Plenty of contenders here, a couple in their first seasons in charge of new clubs in Michael Voss at Carlton and Craig McRae at Collingwood, Justin Longmuir at Fremantle and Brett Ratten at St Kilda. But we're going with Stuart Dew at Gold Coast. It might not be reflected in their ladder position just yet, but the Suns, who have now won three of their past four games, seem to be made of a lot sterner stuff this year, showing a rare consistency, even in defeat - only one of their six losses to date by more than 26 points. Dew has made some bold selection and tactical calls which have paid off, and the improvement has come despite the pre-season loss of spearhead Ben King for the whole year, which might have torpedoed Gold Coast's season before it had even started. This time, it really does look like it's starting to come together for the Suns, for which Dew deserves high praise.


Like a lot of "big" moments in today's game, Lance Franklin's 1,000th career goal for Sydney against Geelong at the SCG in Round 2 had the potential to have all the joy sucked from it in a blitz of marketing and promotional hype.

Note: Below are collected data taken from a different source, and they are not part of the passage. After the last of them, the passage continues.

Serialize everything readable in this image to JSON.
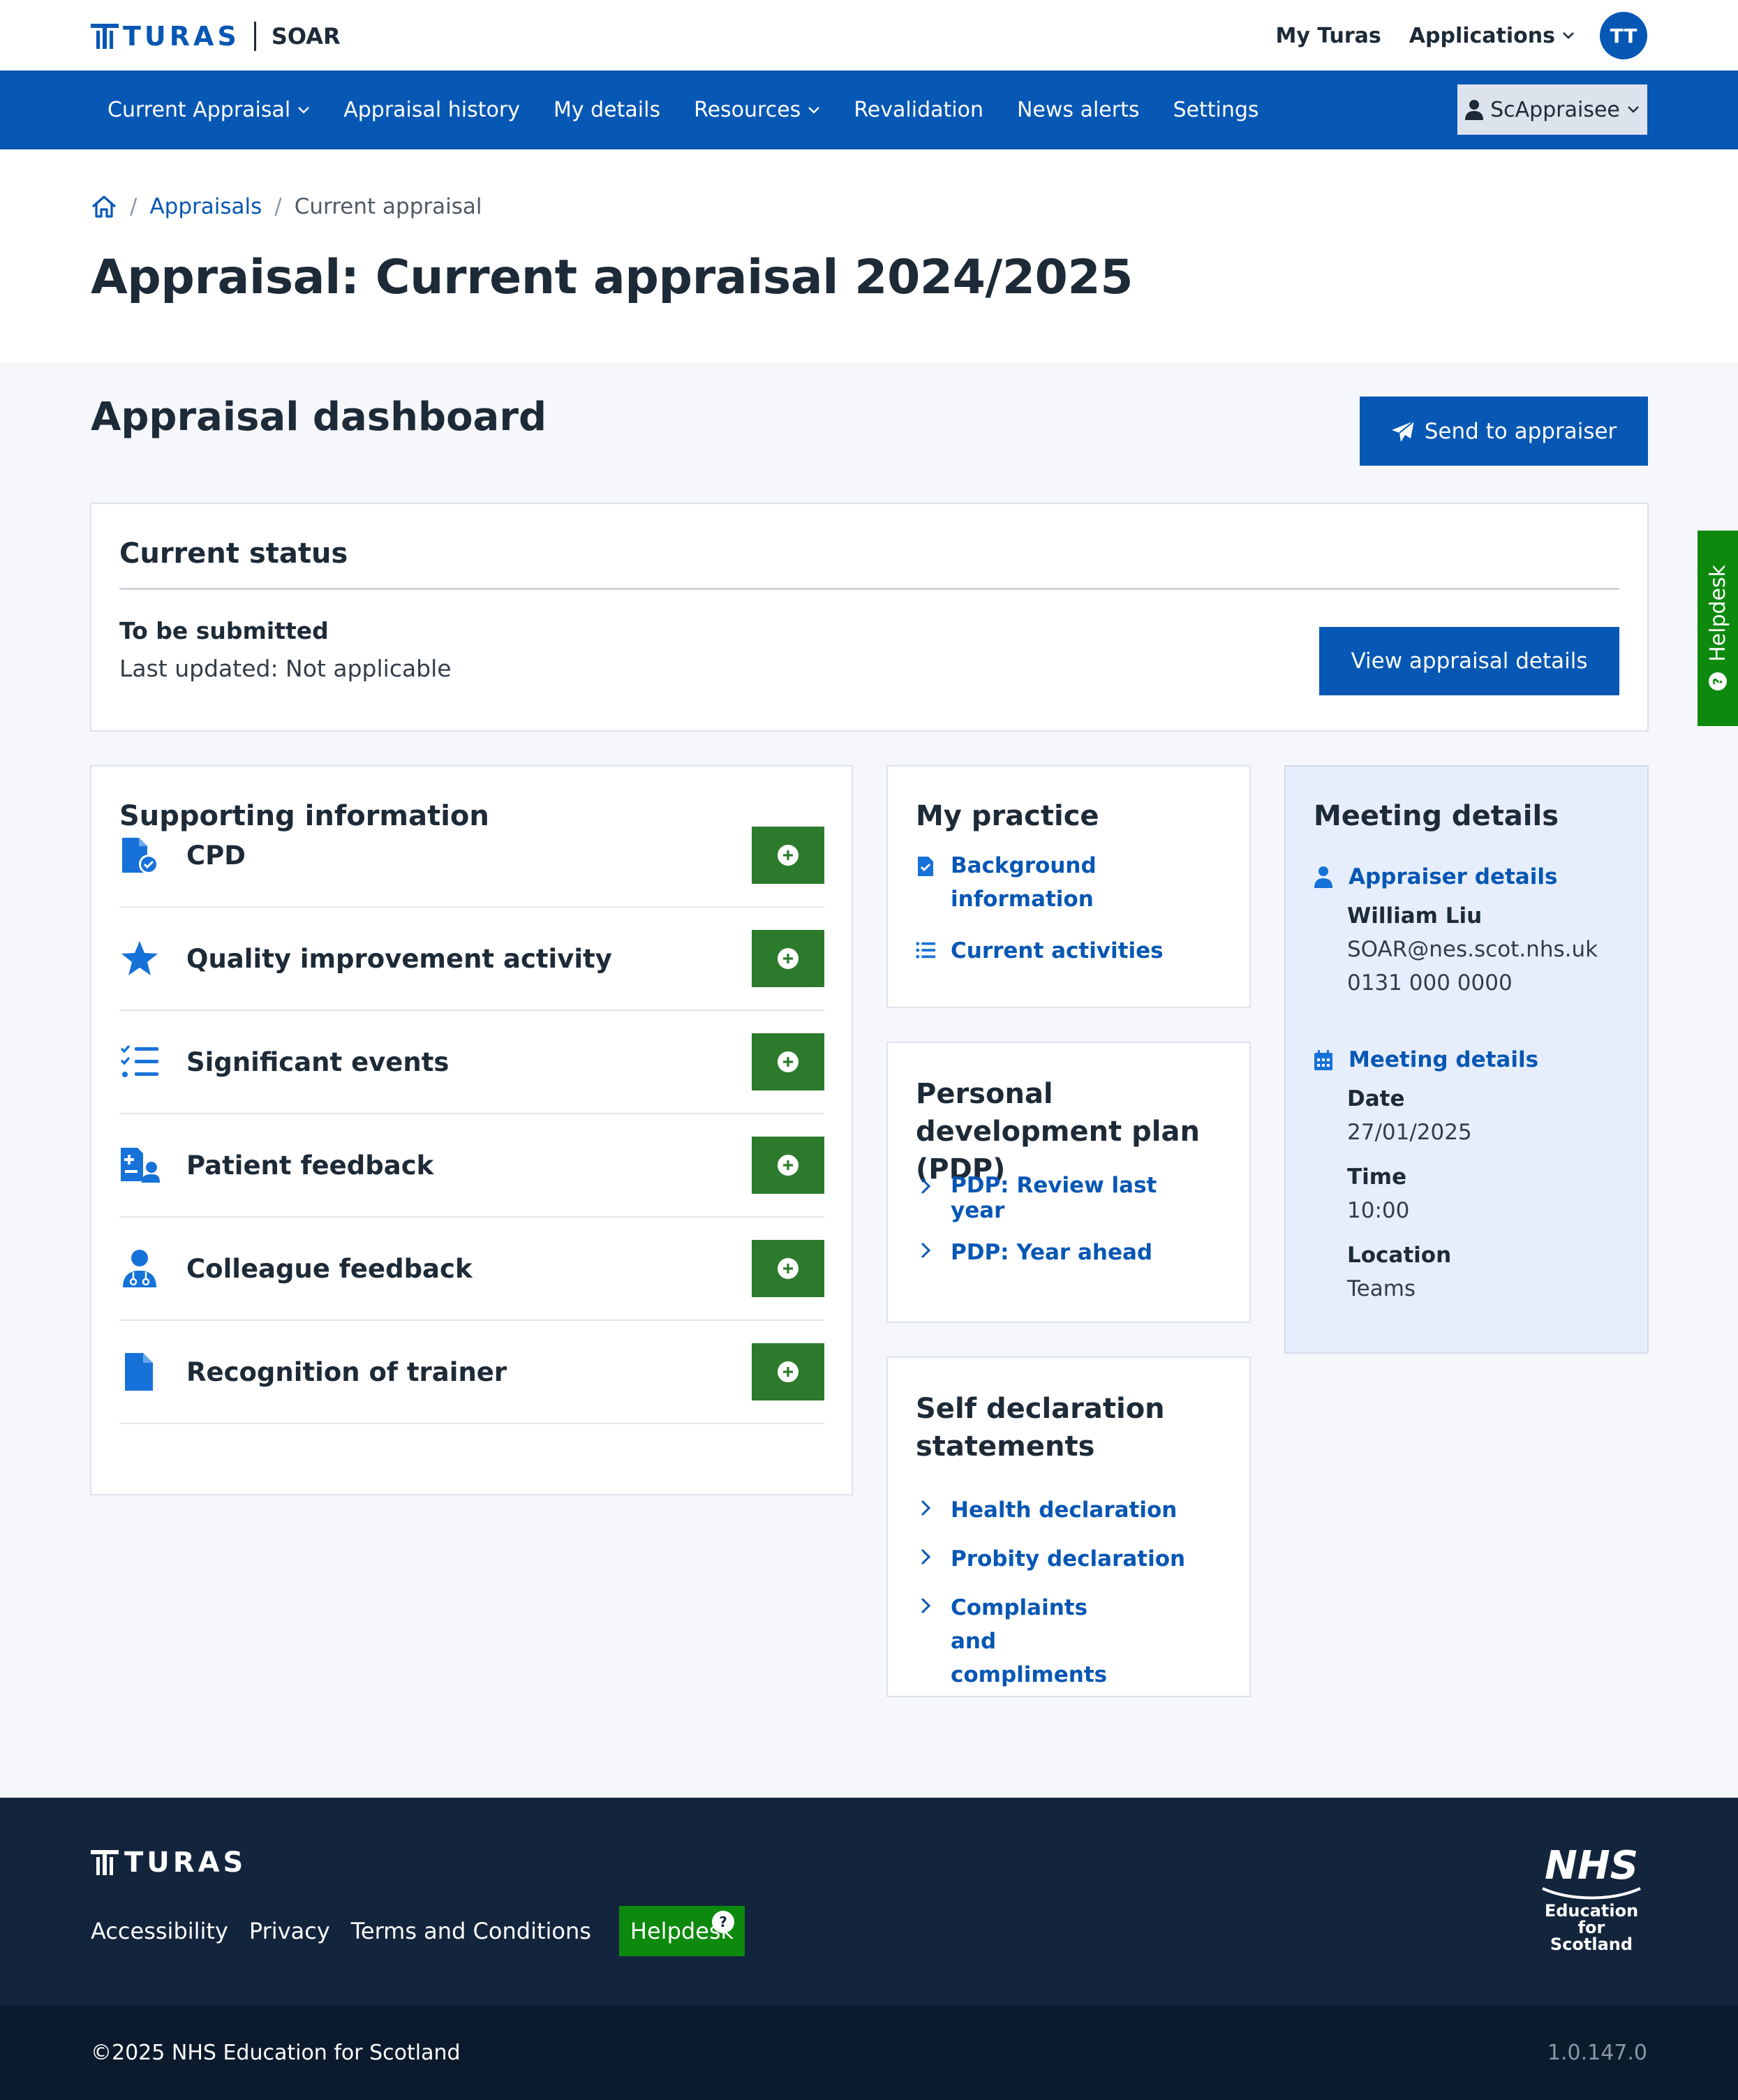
{
  "header": {
    "logo_text": "TURAS",
    "app_name": "SOAR",
    "my_turas": "My Turas",
    "applications": "Applications",
    "avatar_initials": "TT"
  },
  "nav": {
    "items": [
      {
        "label": "Current Appraisal",
        "dropdown": true
      },
      {
        "label": "Appraisal history",
        "dropdown": false
      },
      {
        "label": "My details",
        "dropdown": false
      },
      {
        "label": "Resources",
        "dropdown": true
      },
      {
        "label": "Revalidation",
        "dropdown": false
      },
      {
        "label": "News alerts",
        "dropdown": false
      },
      {
        "label": "Settings",
        "dropdown": false
      }
    ],
    "user": "ScAppraisee"
  },
  "breadcrumb": {
    "appraisals": "Appraisals",
    "current": "Current appraisal"
  },
  "page_title": "Appraisal: Current appraisal 2024/2025",
  "dashboard": {
    "title": "Appraisal dashboard",
    "send_button": "Send to appraiser"
  },
  "status": {
    "heading": "Current status",
    "state": "To be submitted",
    "last_updated": "Last updated: Not applicable",
    "view_button": "View appraisal details"
  },
  "supporting": {
    "heading": "Supporting information",
    "items": [
      {
        "label": "CPD",
        "icon": "file-check-icon"
      },
      {
        "label": "Quality improvement activity",
        "icon": "star-icon"
      },
      {
        "label": "Significant events",
        "icon": "checklist-icon"
      },
      {
        "label": "Patient feedback",
        "icon": "patient-feedback-icon"
      },
      {
        "label": "Colleague feedback",
        "icon": "doctor-icon"
      },
      {
        "label": "Recognition of trainer",
        "icon": "document-icon"
      }
    ]
  },
  "practice": {
    "heading": "My practice",
    "background": "Background information",
    "current": "Current activities"
  },
  "pdp": {
    "heading": "Personal development plan (PDP)",
    "review": "PDP: Review last year",
    "ahead": "PDP: Year ahead"
  },
  "self_decl": {
    "heading": "Self declaration statements",
    "health": "Health declaration",
    "probity": "Probity declaration",
    "complaints": "Complaints and compliments"
  },
  "meeting": {
    "heading": "Meeting details",
    "appraiser_link": "Appraiser details",
    "appraiser_name": "William Liu",
    "appraiser_email": "SOAR@nes.scot.nhs.uk",
    "appraiser_phone": "0131 000 0000",
    "meeting_link": "Meeting details",
    "date_label": "Date",
    "date": "27/01/2025",
    "time_label": "Time",
    "time": "10:00",
    "location_label": "Location",
    "location": "Teams"
  },
  "helpdesk_tab": "Helpdesk",
  "footer": {
    "logo_text": "TURAS",
    "links": [
      "Accessibility",
      "Privacy",
      "Terms and Conditions"
    ],
    "helpdesk": "Helpdesk",
    "nhs": "NHS",
    "nhs_sub1": "Education",
    "nhs_sub2": "for",
    "nhs_sub3": "Scotland",
    "copyright": "©2025 NHS Education for Scotland",
    "version": "1.0.147.0"
  },
  "colors": {
    "primary": "#0757b4",
    "success": "#2c7a2c",
    "helpdesk": "#0d8a0d",
    "footer": "#13253d"
  }
}
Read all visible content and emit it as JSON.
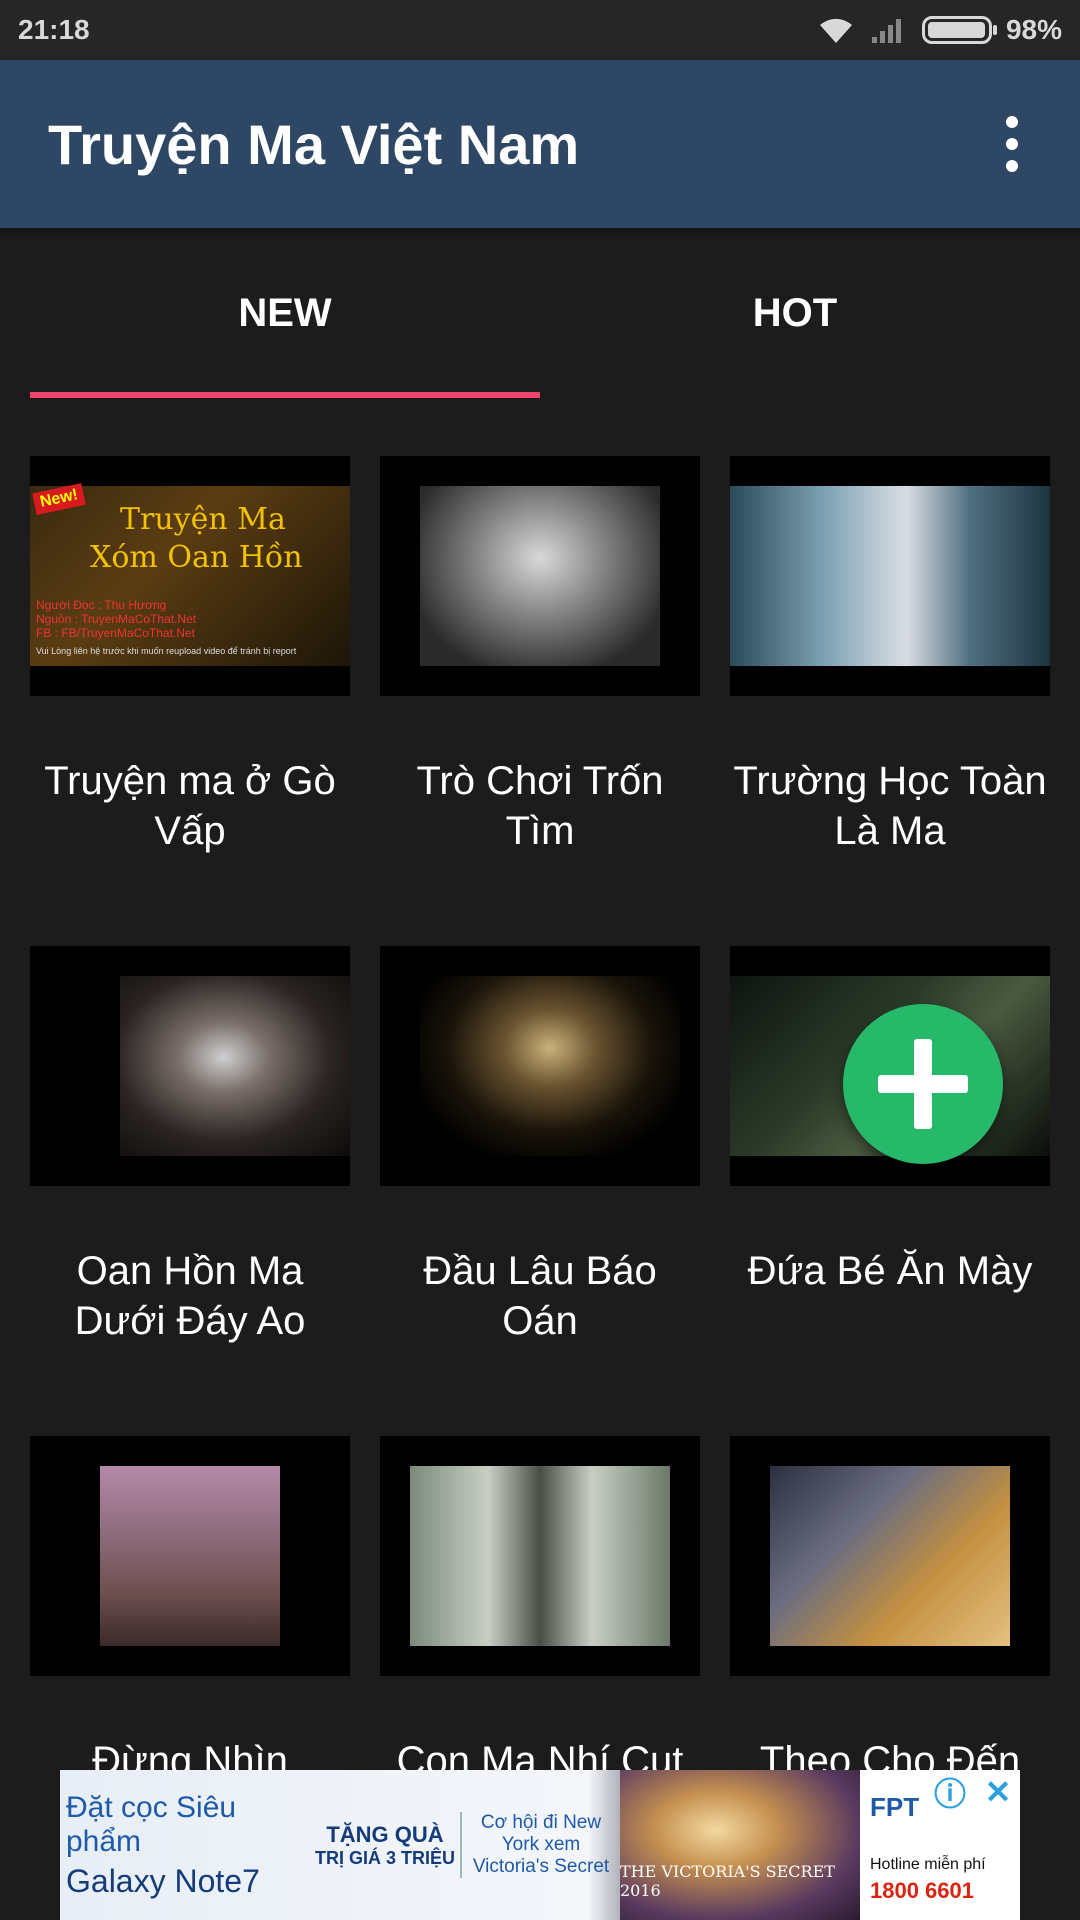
{
  "status_bar": {
    "time": "21:18",
    "battery": "98%",
    "battery_level": 0.98
  },
  "app_bar": {
    "title": "Truyện Ma Việt Nam"
  },
  "tabs": [
    {
      "label": "NEW",
      "active": true
    },
    {
      "label": "HOT",
      "active": false
    }
  ],
  "stories": [
    {
      "title": "Truyện ma ở Gò Vấp"
    },
    {
      "title": "Trò Chơi Trốn Tìm"
    },
    {
      "title": "Trường Học Toàn Là Ma"
    },
    {
      "title": "Oan Hồn Ma Dưới Đáy Ao"
    },
    {
      "title": "Đầu Lâu Báo Oán"
    },
    {
      "title": "Đứa Bé Ăn Mày"
    },
    {
      "title": "Đừng Nhìn"
    },
    {
      "title": "Con Ma Nhí Cụt"
    },
    {
      "title": "Theo Cho Đến"
    }
  ],
  "thumb_1": {
    "badge": "New!",
    "line1": "Truyện Ma",
    "line2": "Xóm Oan Hồn",
    "small1": "Người Đọc : Thu Hương",
    "small2": "Nguồn : TruyenMaCoThat.Net",
    "small3": "FB : FB/TruyenMaCoThat.Net",
    "small4": "Vui Lòng liên hệ trước khi muốn reupload video để tránh bị report"
  },
  "ad": {
    "line1": "Đặt cọc Siêu phẩm",
    "line2": "Galaxy Note7",
    "gift1": "TẶNG QUÀ",
    "gift2": "TRỊ GIÁ 3 TRIỆU",
    "offer": "Cơ hội đi New York xem Victoria's Secret",
    "vs_text": "THE VICTORIA'S SECRET 2016",
    "brand": "FPT",
    "hotline_label": "Hotline miễn phí",
    "hotline": "1800 6601",
    "info_icon": "ⓘ",
    "close_icon": "✕"
  }
}
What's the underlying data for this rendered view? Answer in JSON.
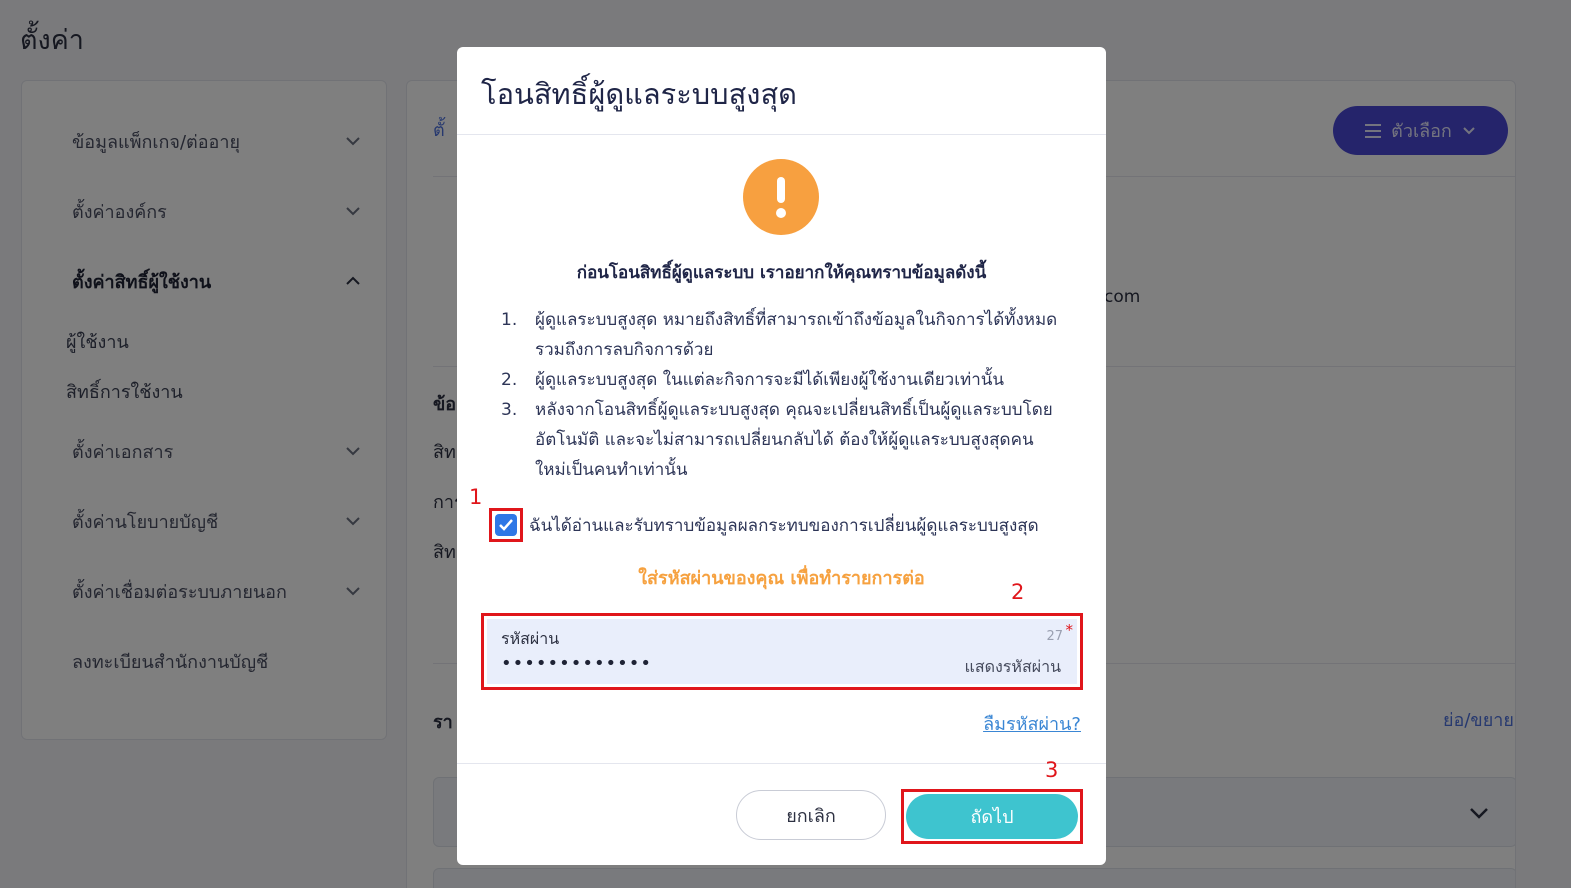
{
  "page": {
    "title": "ตั้งค่า"
  },
  "sidebar": {
    "items": [
      {
        "label": "ข้อมูลแพ็กเกจ/ต่ออายุ"
      },
      {
        "label": "ตั้งค่าองค์กร"
      },
      {
        "label": "ตั้งค่าสิทธิ์ผู้ใช้งาน"
      },
      {
        "label": "ตั้งค่าเอกสาร"
      },
      {
        "label": "ตั้งค่านโยบายบัญชี"
      },
      {
        "label": "ตั้งค่าเชื่อมต่อระบบภายนอก"
      },
      {
        "label": "ลงทะเบียนสำนักงานบัญชี"
      }
    ],
    "subitems": [
      {
        "label": "ผู้ใช้งาน"
      },
      {
        "label": "สิทธิ์การใช้งาน"
      }
    ]
  },
  "main": {
    "tab_label": "ตั้",
    "options_button": "ตัวเลือก",
    "email_suffix": "com",
    "section_head": "ข้อ",
    "row1": "สิท",
    "row2": "การ",
    "row3": "สิท",
    "list_head": "รา",
    "toggle_link": "ย่อ/ขยาย"
  },
  "modal": {
    "title": "โอนสิทธิ์ผู้ดูแลระบบสูงสุด",
    "heading": "ก่อนโอนสิทธิ์ผู้ดูแลระบบ เราอยากให้คุณทราบข้อมูลดังนี้",
    "notices": [
      {
        "num": "1.",
        "text": "ผู้ดูแลระบบสูงสุด หมายถึงสิทธิ์ที่สามารถเข้าถึงข้อมูลในกิจการได้ทั้งหมด รวมถึงการลบกิจการด้วย"
      },
      {
        "num": "2.",
        "text": "ผู้ดูแลระบบสูงสุด ในแต่ละกิจการจะมีได้เพียงผู้ใช้งานเดียวเท่านั้น"
      },
      {
        "num": "3.",
        "text": "หลังจากโอนสิทธิ์ผู้ดูแลระบบสูงสุด คุณจะเปลี่ยนสิทธิ์เป็นผู้ดูแลระบบโดยอัตโนมัติ และจะไม่สามารถเปลี่ยนกลับได้ ต้องให้ผู้ดูแลระบบสูงสุดคนใหม่เป็นคนทำเท่านั้น"
      }
    ],
    "acknowledge": "ฉันได้อ่านและรับทราบข้อมูลผลกระทบของการเปลี่ยนผู้ดูแลระบบสูงสุด",
    "acknowledged": true,
    "password_hint": "ใส่รหัสผ่านของคุณ เพื่อทำรายการต่อ",
    "password": {
      "label": "รหัสผ่าน",
      "masked_value": "•••••••••••••",
      "char_count": "27",
      "required_mark": "*",
      "show_label": "แสดงรหัสผ่าน"
    },
    "forgot_link": "ลืมรหัสผ่าน?",
    "cancel_button": "ยกเลิก",
    "next_button": "ถัดไป"
  },
  "annotations": [
    "1",
    "2",
    "3"
  ],
  "colors": {
    "warning": "#f7a040",
    "primary_button": "#3ec4cf",
    "options_button": "#4a48d6",
    "highlight_box": "#e0161b",
    "checkbox": "#2e77e6",
    "hint_text": "#f6a13f"
  }
}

But there still ended up being something delightfully unscripted and spontaneous about the whole thing, from the crowd invasion, which was unruly but very good-natured, to the "money shot" on TV which somehow featured the back of a spectator's head, to the bizarre but hilarious spectacle of Ollie Florent and Chad Warner, who'd dished off the pass which gave Franklin his milestone moment, somehow being funnelled outside the ground in all the crowd chaos and strolling, in their playing gear, along Driver Avenue. If that isn't the best shot we'll see all season, it will surely at least remain the most unusual!